К моему изумлению, Холмс внимал моим словам с неподдельным интересом.

— Напротив, дорогой Ватсон, должен признаться, я сам с огромным удовольствием погружался в страницы романа Жюля Верна «Дети капитана Гранта», — ответил он, бережно откладывая смычок. — И, должен заметить, познакомился там с весьма неординарной личностью, привлекшей мое внимание к одному весьма любопытному делу.

— Вы имеете в виду историю с беглыми каторжниками в Австралии? — с любопытством осведомился я. — Но, признаться, не вижу, что столь заурядное происшествие могло возбудить ваш интерес.

— Нет, Ватсон, — прозвучал в ответ скрипучий, но исполненный предвкушения голос моего друга, — мое внимание целиком и полностью поглотил другой герой этой истории. Жак Паганель, — произнес он с едва заметной, загадочной улыбкой.

— Паганель? Этот рассеянный ученый, географ, чья жизнь, казалось, была соткана из нелепых ситуаций? — переспросил я, слегка удивленный. — Неужели вы усмотрели в нем нечто большее, чем комичного персонажа?

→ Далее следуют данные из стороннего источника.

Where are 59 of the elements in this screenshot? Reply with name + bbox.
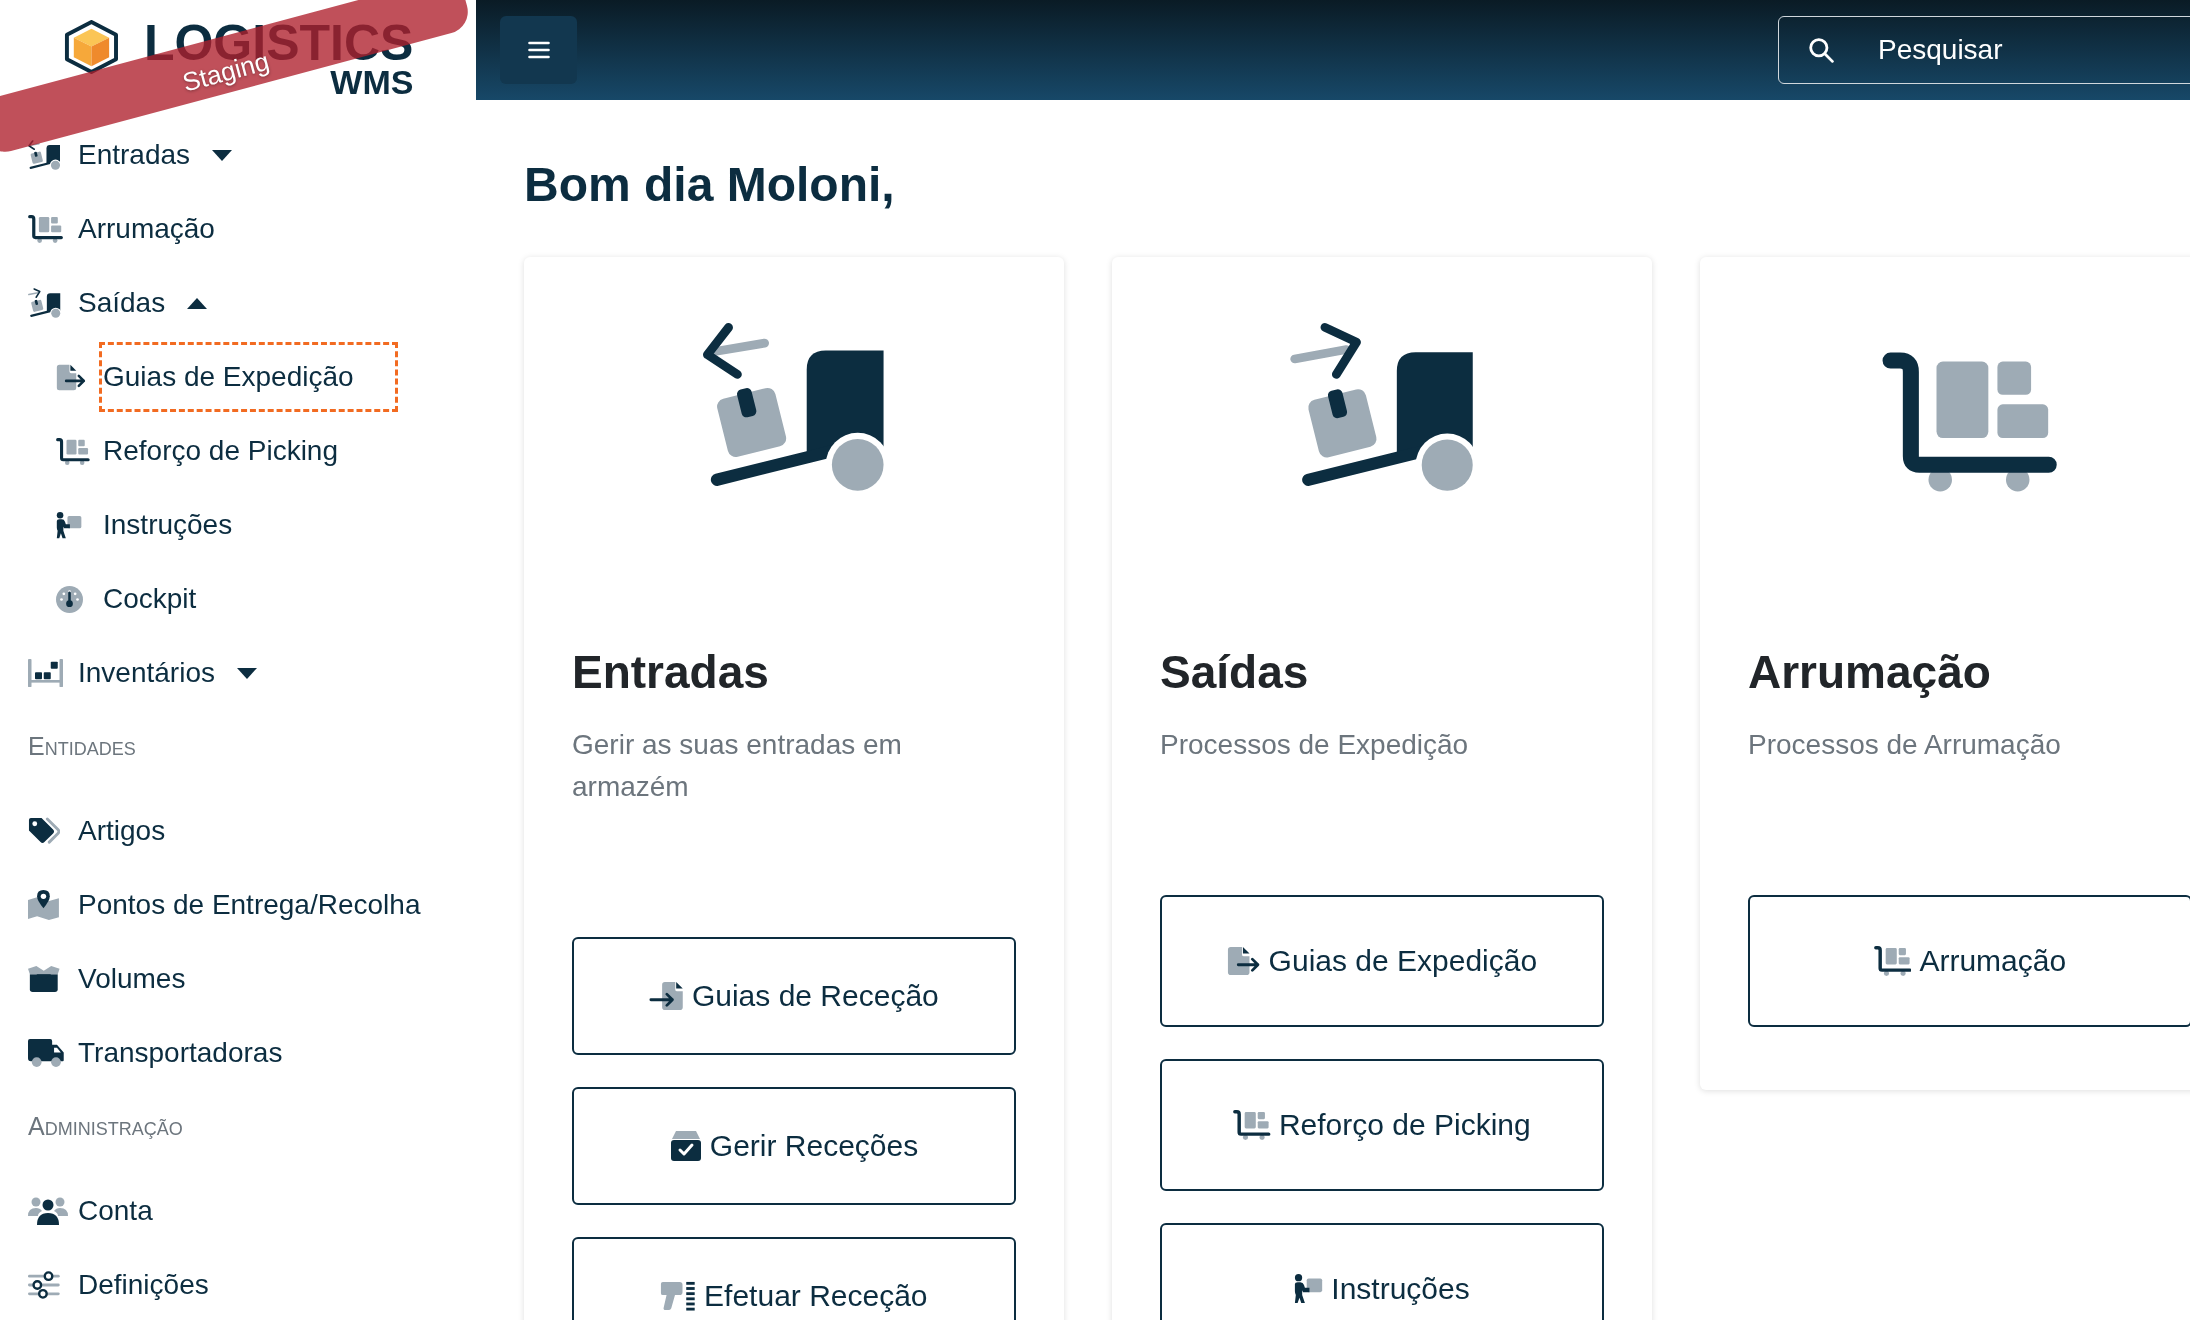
- card-description: Processos de Arrumação: [1748, 728, 2061, 762]
- cart-icon: [56, 437, 90, 465]
- search-field[interactable]: Pesquisar: [1778, 16, 2190, 84]
- hand-truck-icon: [702, 322, 886, 492]
- card-title: Saídas: [1160, 645, 1309, 700]
- file-arrow-icon: [1226, 946, 1261, 976]
- person-box-icon: [1294, 1274, 1324, 1304]
- greeting-heading: Bom dia Moloni,: [524, 157, 895, 213]
- sidebar-item[interactable]: Conta: [74, 1195, 157, 1227]
- action-button[interactable]: Arrumação: [1748, 895, 2190, 1027]
- action-button[interactable]: Efetuar Receção: [572, 1237, 1016, 1320]
- sliders-icon: [28, 1271, 60, 1299]
- hand-truck-icon: [1289, 322, 1475, 492]
- menu-button[interactable]: [500, 16, 577, 84]
- file-arrow-icon: [649, 981, 684, 1011]
- sidebar-item[interactable]: Arrumação: [74, 213, 219, 245]
- sidebar-item[interactable]: Pontos de Entrega/Recolha: [74, 889, 425, 921]
- sidebar-item[interactable]: Guias de Expedição: [99, 342, 398, 412]
- card-description: Gerir as suas entradas em armazém: [572, 728, 903, 804]
- sidebar-item[interactable]: Artigos: [74, 815, 170, 847]
- map-pin-icon: [28, 890, 59, 920]
- sidebar-item[interactable]: Definições: [74, 1269, 213, 1301]
- cart-icon: [1873, 946, 1912, 976]
- sidebar-item[interactable]: Cockpit: [99, 583, 201, 615]
- card-title: Arrumação: [1748, 645, 1991, 700]
- action-button[interactable]: Guias de Expedição: [1160, 895, 1604, 1027]
- truck-icon: [28, 1039, 65, 1067]
- action-button[interactable]: Reforço de Picking: [1160, 1059, 1604, 1191]
- cart-icon: [1882, 352, 2058, 492]
- cart-icon: [1233, 1110, 1271, 1140]
- sidebar-item[interactable]: Saídas: [74, 287, 212, 319]
- logo-subtext: WMS: [330, 66, 414, 98]
- sidebar-item[interactable]: Transportadoras: [74, 1037, 287, 1069]
- action-button[interactable]: Guias de Receção: [572, 937, 1016, 1055]
- sidebar-item[interactable]: Instruções: [99, 509, 237, 541]
- sidebar-item[interactable]: Volumes: [74, 963, 190, 995]
- sidebar-item[interactable]: Entradas: [74, 139, 237, 171]
- action-button[interactable]: Instruções: [1160, 1223, 1604, 1320]
- shelves-icon: [28, 659, 63, 687]
- section-heading: Administração: [28, 1112, 183, 1140]
- scanner-icon: [660, 1281, 697, 1311]
- cube-logo-icon: [63, 20, 120, 74]
- box-check-icon: [669, 1131, 702, 1161]
- action-button[interactable]: Gerir Receções: [572, 1087, 1016, 1205]
- sidebar-item[interactable]: Inventários: [74, 657, 261, 689]
- box-icon: [28, 966, 60, 992]
- cart-icon: [28, 215, 64, 243]
- card-title: Entradas: [572, 645, 769, 700]
- section-heading: Entidades: [28, 732, 136, 760]
- sidebar-item[interactable]: Reforço de Picking: [99, 435, 342, 467]
- hand-truck-icon: [28, 288, 61, 318]
- person-box-icon: [56, 511, 83, 539]
- file-arrow-icon: [56, 363, 87, 391]
- menu-icon: [527, 41, 550, 59]
- card-description: Processos de Expedição: [1160, 728, 1469, 762]
- users-icon: [28, 1197, 68, 1225]
- search-icon: [1808, 37, 1834, 63]
- tag-icon: [28, 817, 60, 845]
- gauge-icon: [56, 585, 83, 613]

Холмс подошел к окну и, заложив руки за спину, некоторое время молча наблюдал за прохожими, бредущими под нескончаемым дождем. Затем, резко обернувшись ко мне, произнес:

— Ах, Ватсон, как же вас загипнотизировали его рассказы… точно также как и участников экспедиции молодого Лорда Гленарвана! А между тем, стоит лишь чуть внимательнее присмотреться, и сразу станет видна тёмная сторона его личности.

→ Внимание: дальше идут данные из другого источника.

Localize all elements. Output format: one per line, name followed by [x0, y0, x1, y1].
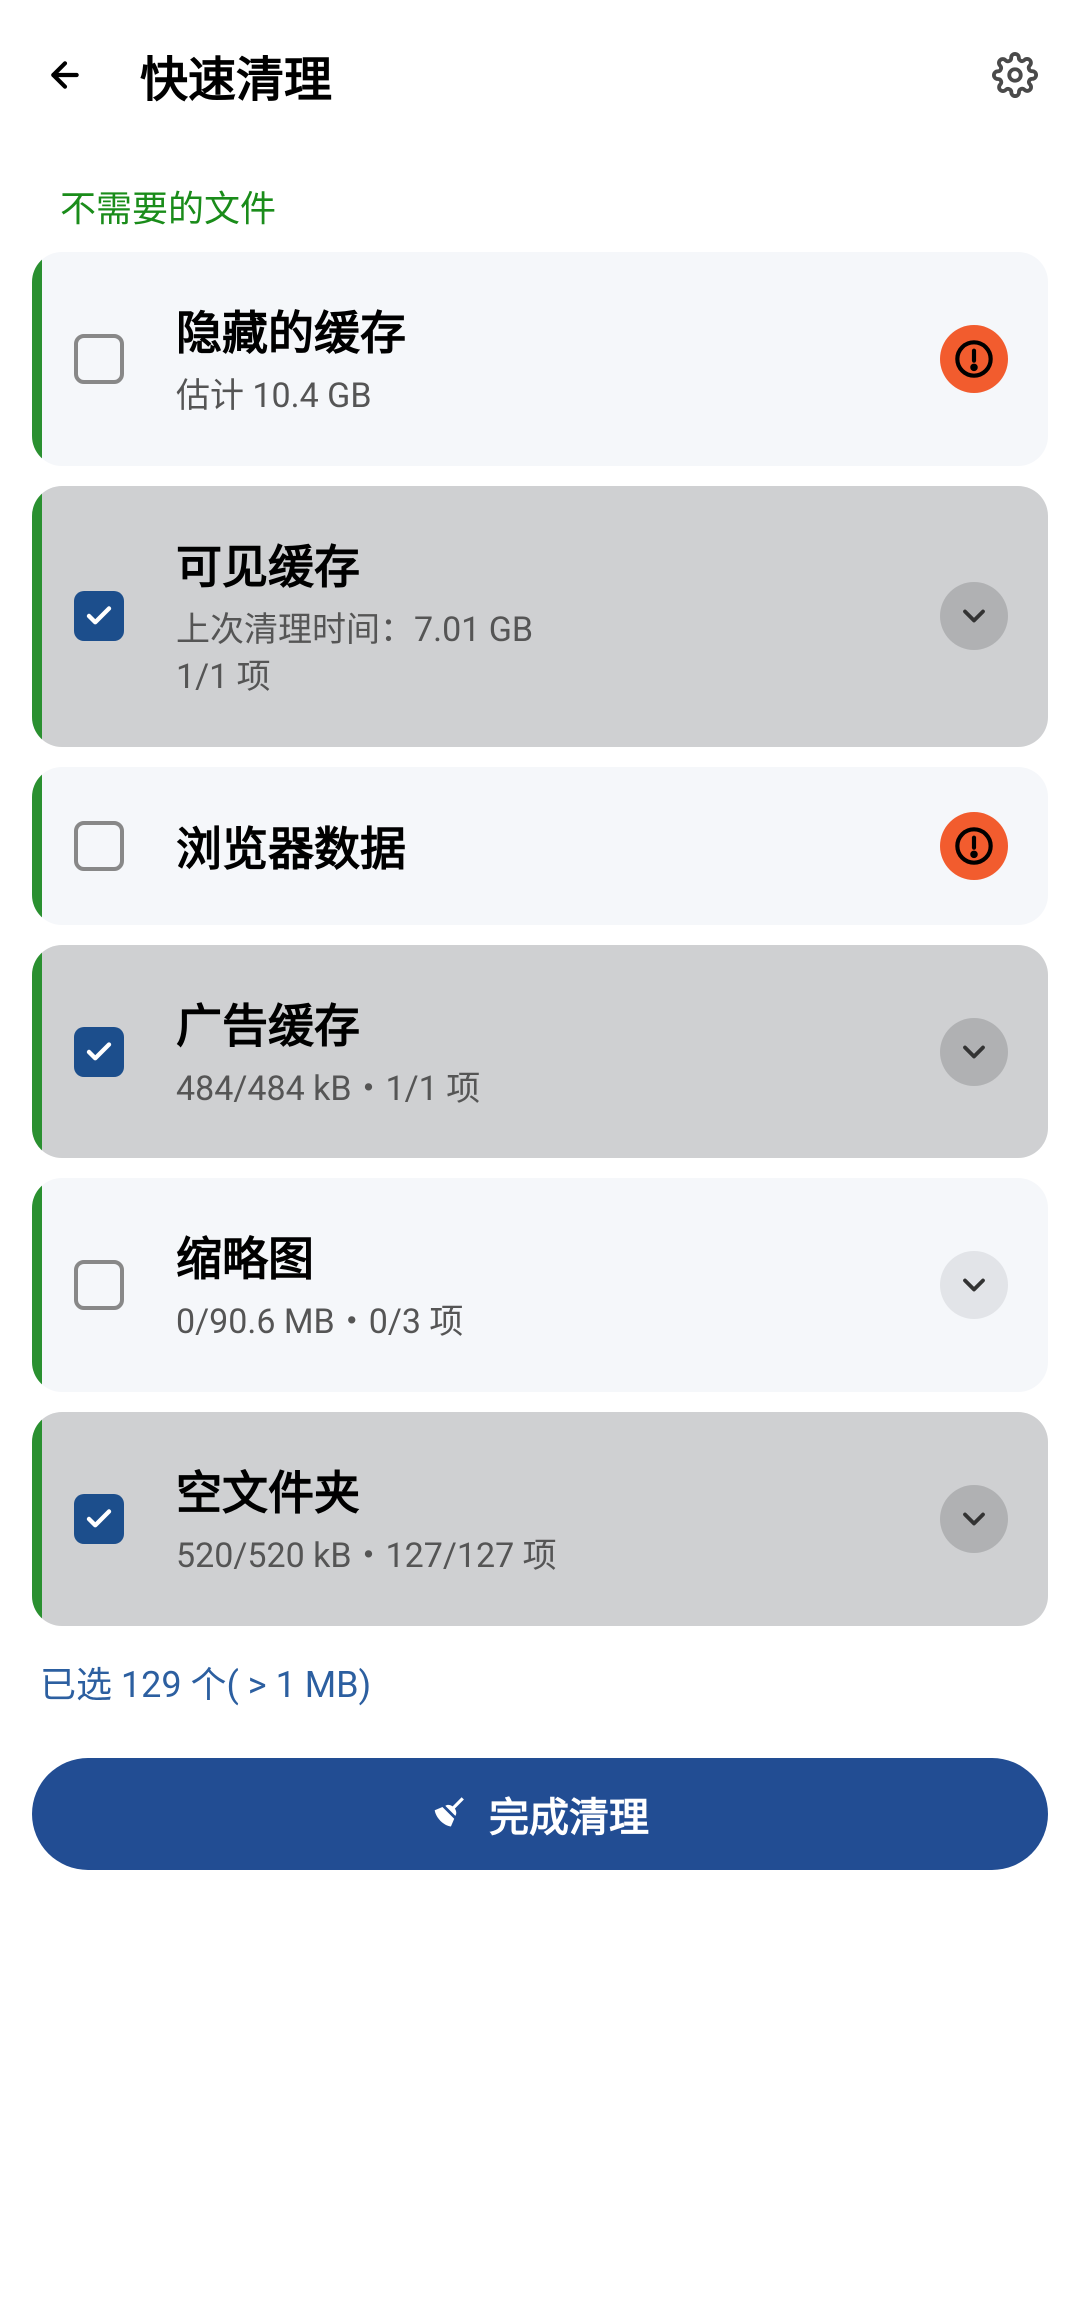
card-subtitle: 上次清理时间：7.01 GB 1/1 项: [176, 607, 940, 702]
card-subtitle: 484/484 kB・1/1 项: [176, 1066, 940, 1114]
card-title: 隐藏的缓存: [176, 297, 940, 363]
card-empty-folders[interactable]: 空文件夹 520/520 kB・127/127 项: [32, 1412, 1048, 1626]
card-browser-data[interactable]: 浏览器数据: [32, 767, 1048, 925]
alert-icon[interactable]: [940, 812, 1008, 880]
broom-icon: [431, 1793, 469, 1835]
section-label: 不需要的文件: [0, 150, 1080, 252]
gear-icon[interactable]: [990, 50, 1040, 100]
header: 快速清理: [0, 0, 1080, 150]
chevron-down-icon[interactable]: [940, 1251, 1008, 1319]
card-content: 隐藏的缓存 估计 10.4 GB: [176, 297, 940, 421]
card-title: 广告缓存: [176, 990, 940, 1056]
card-hidden-cache[interactable]: 隐藏的缓存 估计 10.4 GB: [32, 252, 1048, 466]
card-stripe: [32, 767, 42, 925]
checkbox-ad-cache[interactable]: [74, 1027, 124, 1077]
chevron-down-icon[interactable]: [940, 582, 1008, 650]
card-stripe: [32, 945, 42, 1159]
card-title: 可见缓存: [176, 531, 940, 597]
card-stripe: [32, 1178, 42, 1392]
card-visible-cache[interactable]: 可见缓存 上次清理时间：7.01 GB 1/1 项: [32, 486, 1048, 747]
card-content: 缩略图 0/90.6 MB・0/3 项: [176, 1223, 940, 1347]
checkbox-thumbnails[interactable]: [74, 1260, 124, 1310]
chevron-down-icon[interactable]: [940, 1018, 1008, 1086]
checkbox-visible-cache[interactable]: [74, 591, 124, 641]
card-subtitle: 0/90.6 MB・0/3 项: [176, 1299, 940, 1347]
card-subtitle: 520/520 kB・127/127 项: [176, 1533, 940, 1581]
card-thumbnails[interactable]: 缩略图 0/90.6 MB・0/3 项: [32, 1178, 1048, 1392]
complete-button[interactable]: 完成清理: [32, 1758, 1048, 1870]
card-content: 可见缓存 上次清理时间：7.01 GB 1/1 项: [176, 531, 940, 702]
chevron-down-icon[interactable]: [940, 1485, 1008, 1553]
card-stripe: [32, 486, 42, 747]
complete-button-label: 完成清理: [489, 1785, 649, 1843]
card-ad-cache[interactable]: 广告缓存 484/484 kB・1/1 项: [32, 945, 1048, 1159]
card-subtitle: 估计 10.4 GB: [176, 373, 940, 421]
card-list: 隐藏的缓存 估计 10.4 GB 可见缓存 上次清理时间：7.01 GB 1/1…: [0, 252, 1080, 1626]
card-stripe: [32, 1412, 42, 1626]
card-content: 广告缓存 484/484 kB・1/1 项: [176, 990, 940, 1114]
card-content: 空文件夹 520/520 kB・127/127 项: [176, 1457, 940, 1581]
checkbox-browser-data[interactable]: [74, 821, 124, 871]
card-title: 缩略图: [176, 1223, 940, 1289]
alert-icon[interactable]: [940, 325, 1008, 393]
card-title: 浏览器数据: [176, 813, 940, 879]
checkbox-empty-folders[interactable]: [74, 1494, 124, 1544]
card-title: 空文件夹: [176, 1457, 940, 1523]
selection-summary: 已选 129 个( > 1 MB): [0, 1626, 1080, 1738]
back-icon[interactable]: [40, 50, 90, 100]
checkbox-hidden-cache[interactable]: [74, 334, 124, 384]
card-stripe: [32, 252, 42, 466]
page-title: 快速清理: [140, 40, 940, 110]
card-content: 浏览器数据: [176, 813, 940, 879]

Холмс вернулся к своему креслу, взял трубку и не спеша набил её ароматным табаком. Огонь спички на мгновение выхватил из полумрака его лицо, подчеркивая глубокие морщины и острый, проницательный взгляд карих глаз.

— Комичный персонаж, говорите? Ватсон, вспомните один важный эпизод. Капитан Грант, зачитывая французский документ, утверждает, что это остров Табор. Паганель же был искренне потрясён: «Как остров Табор? Но ведь это остров Мария-Тереза!» «Совершенно верно, месье Паганель, — ответил английский капитан. — На английских и немецких картах — Мария-Тереза, на французских — остров Табор». Звезда французской географии не знает, как называется остров на его родном языке и в его родной стране? — блеснули глаза моего друга.

— Но… на «Дункане» были только английские карты, — опешил я.

— Верно, Ватсон, — подмигнул мне друг. — Но тогда что же получается: французский географ впервые увидел юг Тихого океана на карте «Дункана»?

Я задумался. В словах Холмса таилась определенная логика, ускользнувшая от моего внимания при первом прочтении романа. Паганеля я всегда воспринимал как чудаковатого, но совершенно безобидного ученого, эдакого гения-растяпу. Но Холмс, казалось, прозрел в нем нечто большее.

— Паганель был очень рассеян… — начал размышлять я вслух.

— Даже чересчур рассеян для обычного человека, — кивнул Холмс. — На том и прогорел. Рассеянный географ мог забыть, как называется остров на чужом языке. Но он никак не мог забыть его названия на родном, ибо он на нем говорил с детства, учился и работал! Француз удивился бы, что остров Табор называют Мария-Тереза, а не наоборот!

— Но к чему вы клоните, Холмс? — спросил я, чувствуя, как волнение нарастает. — Вы подозреваете Паганеля в намеренном обмане? Но какую цель он мог преследовать?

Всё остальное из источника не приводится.